Yes. Disputes over valuation, personality conflicts, or financing failures can derail transitions. Backup plans — including external sale or merger — should always be considered.
Q: What if the practice is named after the senior surgeon?
Rebranding may be necessary for long-term stability. Co-branding (e.g., “Smith & Lee Plastic Surgery”) during transition can help transfer patient loyalty.
Q: Can junior surgeons be given equity but not leadership roles?
Yes. Non-voting or limited-voting equity can provide financial upside while leaving leadership with senior partners until the junior gains more experience.
Q: What if one surgeon wants to expand aggressively into non-surgical ventures while others want to focus on surgery?
Clear agreements must define how side businesses are handled — whether they belong to the practice or remain personal ventures.
Q: How do generational differences affect ownership models?
Younger surgeons may emphasize marketing, branding, and digital strategies, while seniors may value reputation and referrals.
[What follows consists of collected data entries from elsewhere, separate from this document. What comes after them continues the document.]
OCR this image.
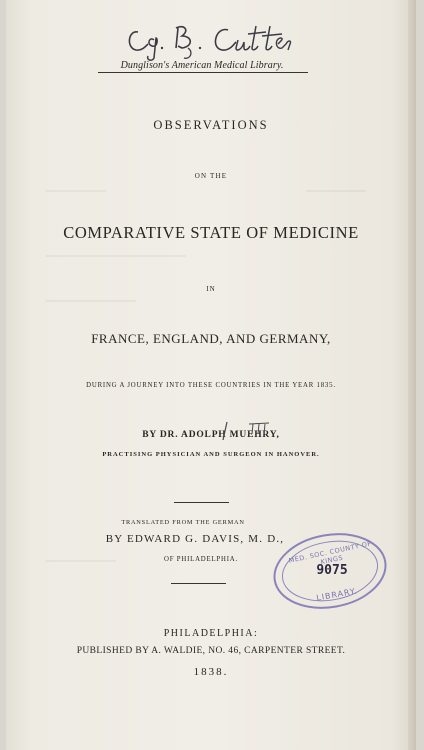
Dunglison's American Medical Library.
OBSERVATIONS
ON THE
COMPARATIVE STATE OF MEDICINE
IN
FRANCE, ENGLAND, AND GERMANY,
DURING A JOURNEY INTO THESE COUNTRIES IN THE YEAR 1835.
BY DR. ADOLPH MUEHRY,
PRACTISING PHYSICIAN AND SURGEON IN HANOVER.
TRANSLATED FROM THE GERMAN
BY EDWARD G. DAVIS, M. D.,
OF PHILADELPHIA.
PHILADELPHIA:
PUBLISHED BY A. WALDIE, NO. 46, CARPENTER STREET.
1838.
MED. SOC. COUNTY OF KINGS
9075
LIBRARY.
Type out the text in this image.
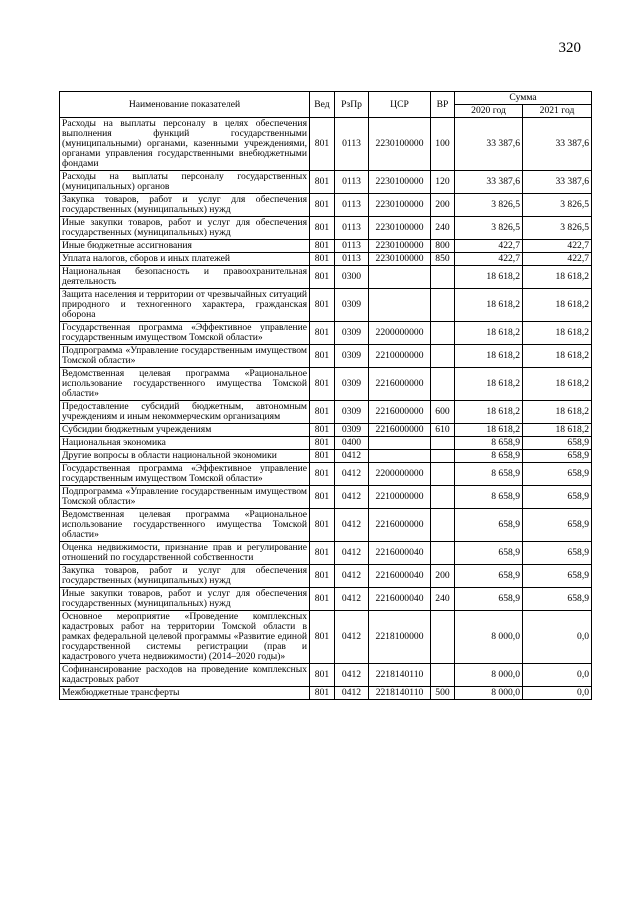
320
Наименование показателей	Вед	РзПр	ЦСР	ВР	Сумма	
					2020 год	2021 год
Расходы на выплаты персоналу в целях обеспечения выполнения функций государственными (муниципальными) органами, казенными учреждениями, органами управления государственными внебюджетными фондами	801	0113	2230100000	100	33 387,6	33 387,6
Расходы на выплаты персоналу государственных (муниципальных) органов	801	0113	2230100000	120	33 387,6	33 387,6
Закупка товаров, работ и услуг для обеспечения государственных (муниципальных) нужд	801	0113	2230100000	200	3 826,5	3 826,5
Иные закупки товаров, работ и услуг для обеспечения государственных (муниципальных) нужд	801	0113	2230100000	240	3 826,5	3 826,5
Иные бюджетные ассигнования	801	0113	2230100000	800	422,7	422,7
Уплата налогов, сборов и иных платежей	801	0113	2230100000	850	422,7	422,7
Национальная безопасность и правоохранительная деятельность	801	0300			18 618,2	18 618,2
Защита населения и территории от чрезвычайных ситуаций природного и техногенного характера, гражданская оборона	801	0309			18 618,2	18 618,2
Государственная программа «Эффективное управление государственным имуществом Томской области»	801	0309	2200000000		18 618,2	18 618,2
Подпрограмма «Управление государственным имуществом Томской области»	801	0309	2210000000		18 618,2	18 618,2
Ведомственная целевая программа «Рациональное использование государственного имущества Томской области»	801	0309	2216000000		18 618,2	18 618,2
Предоставление субсидий бюджетным, автономным учреждениям и иным некоммерческим организациям	801	0309	2216000000	600	18 618,2	18 618,2
Субсидии бюджетным учреждениям	801	0309	2216000000	610	18 618,2	18 618,2
Национальная экономика	801	0400			8 658,9	658,9
Другие вопросы в области национальной экономики	801	0412			8 658,9	658,9
Государственная программа «Эффективное управление государственным имуществом Томской области»	801	0412	2200000000		8 658,9	658,9
Подпрограмма «Управление государственным имуществом Томской области»	801	0412	2210000000		8 658,9	658,9
Ведомственная целевая программа «Рациональное использование государственного имущества Томской области»	801	0412	2216000000		658,9	658,9
Оценка недвижимости, признание прав и регулирование отношений по государственной собственности	801	0412	2216000040		658,9	658,9
Закупка товаров, работ и услуг для обеспечения государственных (муниципальных) нужд	801	0412	2216000040	200	658,9	658,9
Иные закупки товаров, работ и услуг для обеспечения государственных (муниципальных) нужд	801	0412	2216000040	240	658,9	658,9
Основное мероприятие «Проведение комплексных кадастровых работ на территории Томской области в рамках федеральной целевой программы «Развитие единой государственной системы регистрации (прав и кадастрового учета недвижимости) (2014–2020 годы)»	801	0412	2218100000		8 000,0	0,0
Софинансирование расходов на проведение комплексных кадастровых работ	801	0412	2218140110		8 000,0	0,0
Межбюджетные трансферты	801	0412	2218140110	500	8 000,0	0,0
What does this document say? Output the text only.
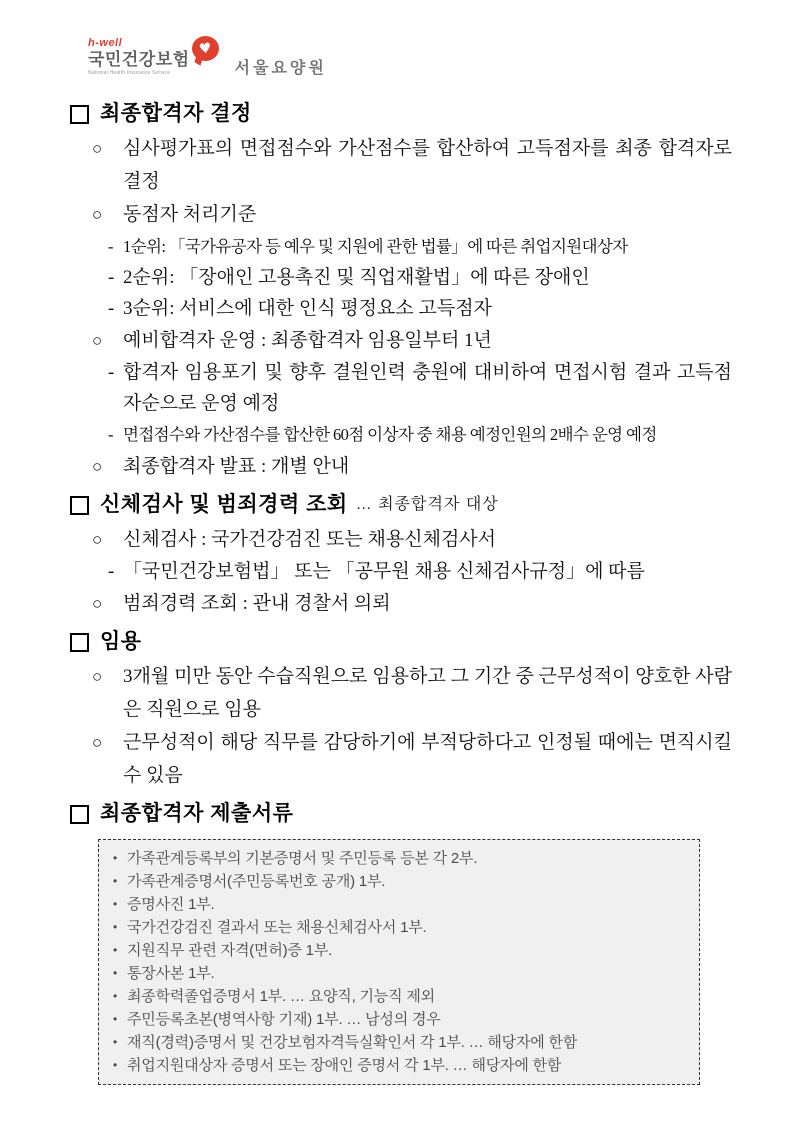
h-well
국민건강보험
National Health Insurance Service
♥
서울요양원
최종합격자 결정
○	심사평가표의 면접점수와 가산점수를 합산하여 고득점자를 최종 합격자로 결정
○	동점자 처리기준
- 1순위: 「국가유공자 등 예우 및 지원에 관한 법률」에 따른 취업지원대상자
- 2순위: 「장애인 고용촉진 및 직업재활법」에 따른 장애인
- 3순위: 서비스에 대한 인식 평정요소 고득점자
○	예비합격자 운영 : 최종합격자 임용일부터 1년
- 합격자 임용포기 및 향후 결원인력 충원에 대비하여 면접시험 결과 고득점자순으로 운영 예정
- 면접점수와 가산점수를 합산한 60점 이상자 중 채용 예정인원의 2배수 운영 예정
○	최종합격자 발표 : 개별 안내
신체검사 및 범죄경력 조회 … 최종합격자 대상
○	신체검사 : 국가건강검진 또는 채용신체검사서
- 「국민건강보험법」 또는 「공무원 채용 신체검사규정」에 따름
○	범죄경력 조회 : 관내 경찰서 의뢰
임용
○	3개월 미만 동안 수습직원으로 임용하고 그 기간 중 근무성적이 양호한 사람은 직원으로 임용
○	근무성적이 해당 직무를 감당하기에 부적당하다고 인정될 때에는 면직시킬 수 있음
최종합격자 제출서류
• 가족관계등록부의 기본증명서 및 주민등록 등본 각 2부.
• 가족관계증명서(주민등록번호 공개) 1부.
• 증명사진 1부.
• 국가건강검진 결과서 또는 채용신체검사서 1부.
• 지원직무 관련 자격(면허)증 1부.
• 통장사본 1부.
• 최종학력졸업증명서 1부. … 요양직, 기능직 제외
• 주민등록초본(병역사항 기재) 1부. … 남성의 경우
• 재직(경력)증명서 및 건강보험자격득실확인서 각 1부. … 해당자에 한함
• 취업지원대상자 증명서 또는 장애인 증명서 각 1부. … 해당자에 한함
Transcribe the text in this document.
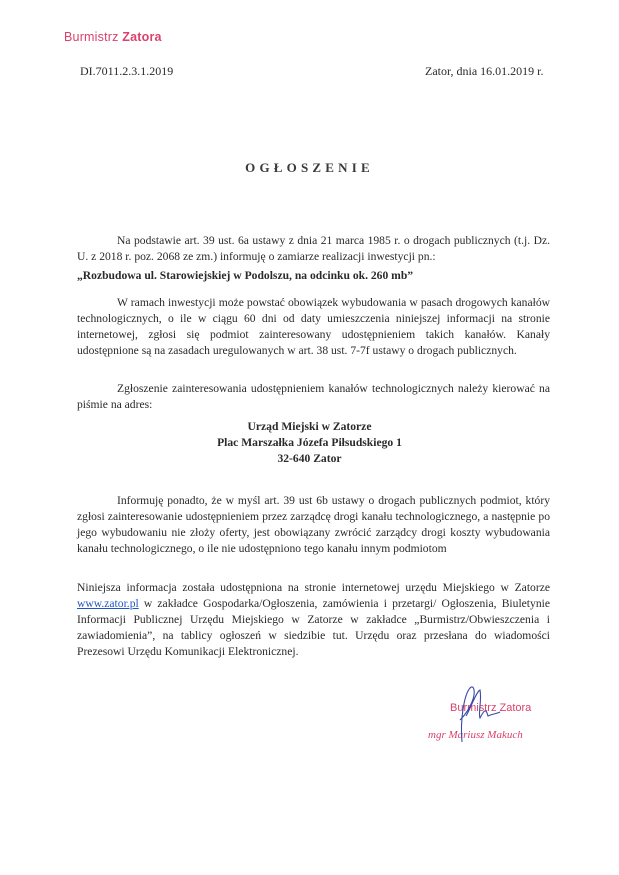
Burmistrz Zatora
DI.7011.2.3.1.2019	Zator, dnia 16.01.2019 r.
OGŁOSZENIE
Na podstawie art. 39 ust. 6a ustawy z dnia 21 marca 1985 r. o drogach publicznych (t.j. Dz. U. z 2018 r. poz. 2068 ze zm.) informuję o zamiarze realizacji inwestycji pn.:
„Rozbudowa ul. Starowiejskiej w Podolszu, na odcinku ok. 260 mb”
W ramach inwestycji może powstać obowiązek wybudowania w pasach drogowych kanałów technologicznych, o ile w ciągu 60 dni od daty umieszczenia niniejszej informacji na stronie internetowej, zgłosi się podmiot zainteresowany udostępnieniem takich kanałów. Kanały udostępnione są na zasadach uregulowanych w art. 38 ust. 7-7f ustawy o drogach publicznych.
Zgłoszenie zainteresowania udostępnieniem kanałów technologicznych należy kierować na piśmie na adres:
Urząd Miejski w Zatorze
Plac Marszałka Józefa Piłsudskiego 1
32-640 Zator
Informuję ponadto, że w myśl art. 39 ust 6b ustawy o drogach publicznych podmiot, który zgłosi zainteresowanie udostępnieniem przez zarządcę drogi kanału technologicznego, a następnie po jego wybudowaniu nie złoży oferty, jest obowiązany zwrócić zarządcy drogi koszty wybudowania kanału technologicznego, o ile nie udostępniono tego kanału innym podmiotom
Niniejsza informacja została udostępniona na stronie internetowej urzędu Miejskiego w Zatorze www.zator.pl w zakładce Gospodarka/Ogłoszenia, zamówienia i przetargi/ Ogłoszenia, Biuletynie Informacji Publicznej Urzędu Miejskiego w Zatorze w zakładce „Burmistrz/Obwieszczenia i zawiadomienia”, na tablicy ogłoszeń w siedzibie tut. Urzędu oraz przesłana do wiadomości Prezesowi Urzędu Komunikacji Elektronicznej.
Burmistrz Zatora
mgr Mariusz Makuch
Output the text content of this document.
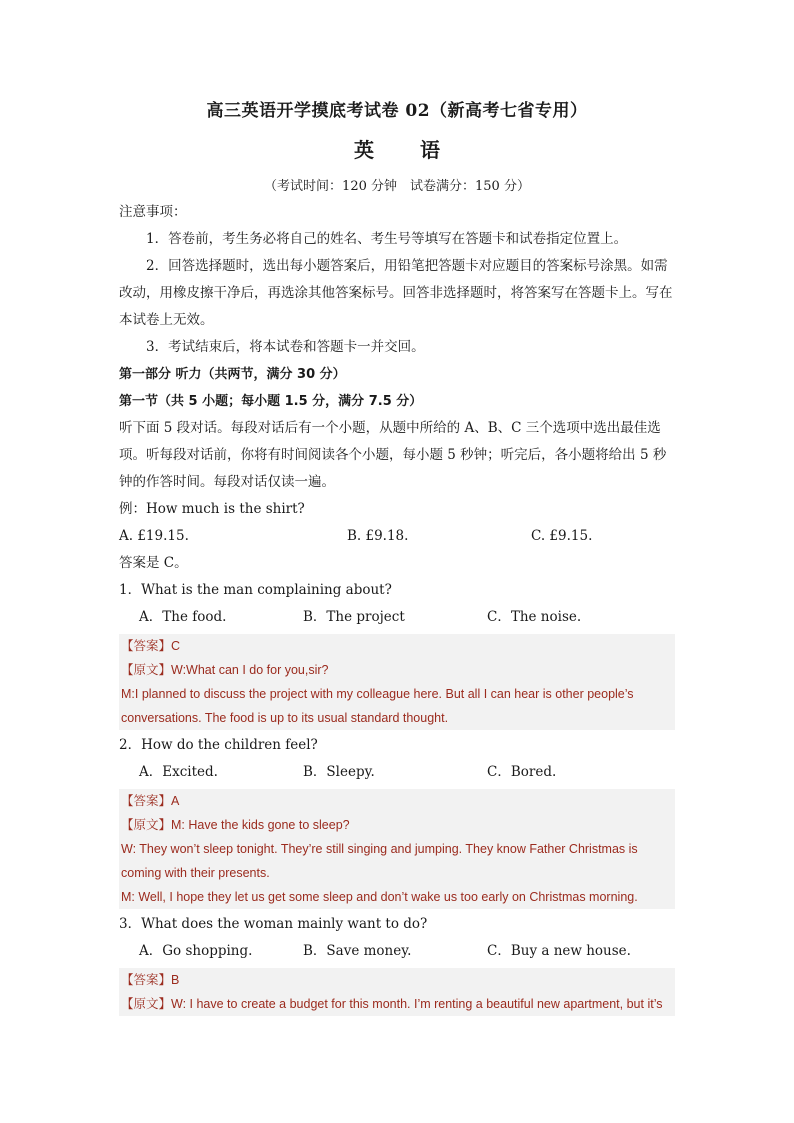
高三英语开学摸底考试卷 02（新高考七省专用）
英 语
（考试时间：120 分钟　试卷满分：150 分）
注意事项：
1．答卷前，考生务必将自己的姓名、考生号等填写在答题卡和试卷指定位置上。
2．回答选择题时，选出每小题答案后，用铅笔把答题卡对应题目的答案标号涂黑。如需改动，用橡皮擦干净后，再选涂其他答案标号。回答非选择题时，将答案写在答题卡上。写在本试卷上无效。
3．考试结束后，将本试卷和答题卡一并交回。
第一部分 听力（共两节，满分 30 分）
第一节（共 5 小题；每小题 1.5 分，满分 7.5 分）
听下面 5 段对话。每段对话后有一个小题，从题中所给的 A、B、C 三个选项中选出最佳选项。听每段对话前，你将有时间阅读各个小题，每小题 5 秒钟；听完后，各小题将给出 5 秒钟的作答时间。每段对话仅读一遍。
例：How much is the shirt?
A. £19.15.	B. £9.18.	C. £9.15.
答案是 C。
1．What is the man complaining about?
A．The food.	B．The project	C．The noise.
【答案】C
【原文】W:What can I do for you,sir?
M:I planned to discuss the project with my colleague here. But all I can hear is other people’s conversations. The food is up to its usual standard thought.
2．How do the children feel?
A．Excited.	B．Sleepy.	C．Bored.
【答案】A
【原文】M: Have the kids gone to sleep?
W: They won’t sleep tonight. They’re still singing and jumping. They know Father Christmas is coming with their presents.
M: Well, I hope they let us get some sleep and don’t wake us too early on Christmas morning.
3．What does the woman mainly want to do?
A．Go shopping.	B．Save money.	C．Buy a new house.
【答案】B
【原文】W: I have to create a budget for this month. I’m renting a beautiful new apartment, but it’s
Succession plans should balance both approaches.
Q: Can succession planning incorporate legacy or philanthropy?
Yes. Some surgeons allocate part of their buy-out proceeds to scholarships, foundations, or community projects, ensuring their legacy continues beyond clinical practice.
Q: How are digital assets like websites, patient email lists, and social media valued?
They are increasingly considered part of goodwill. Independent valuation should include analytics, search rankings, and online engagement metrics.
Q: Who owns the patient database during equity transfer?
The practice owns patient records, but agreements must comply with HIPAA. Transfers should be carefully structured to protect patient privacy.
Q: What if the new surgeon wants to overhaul the website and branding immediately?
A staged approach is often safer. Abrupt changes can harm SEO rankings and disrupt patient trust. Joint branding during the transition is usually best.
Choosing the right equity and ownership model is not simply a legal or financial exercise. It is a strategic decision that influences the culture, performance, and legacy of a plastic surgery practice. Models that work well for one clinic may not fit another, and the right solution often depends on the personalities, ambitions, and financial circumstances of the surgeons involved.
The most successful practices are those that plan succession early, define clear agreements, and update those agreements as circumstances and regulations change. Transparency around valuation, profit distribution, and governance helps avoid disputes and ensures a smooth transition from one generation of surgeons to the next.
Ultimately, equity transfer is about more than money—it is about continuity of care, stability for staff, and preserving the hard-won reputation of a practice. By carefully considering the available models and seeking advice from experienced legal, tax, and practice management professionals, surgeons can create ownership structures that protect their business, reward their efforts, and secure the future of their practice.
Disclaimer: This article is for educational purposes only. It is not legal advice. Each state, country, and jurisdiction has its own healthcare and corporate laws. Always seek independent legal, tax, and financial advice before entering into any ownership changes or equity transfer arrangements.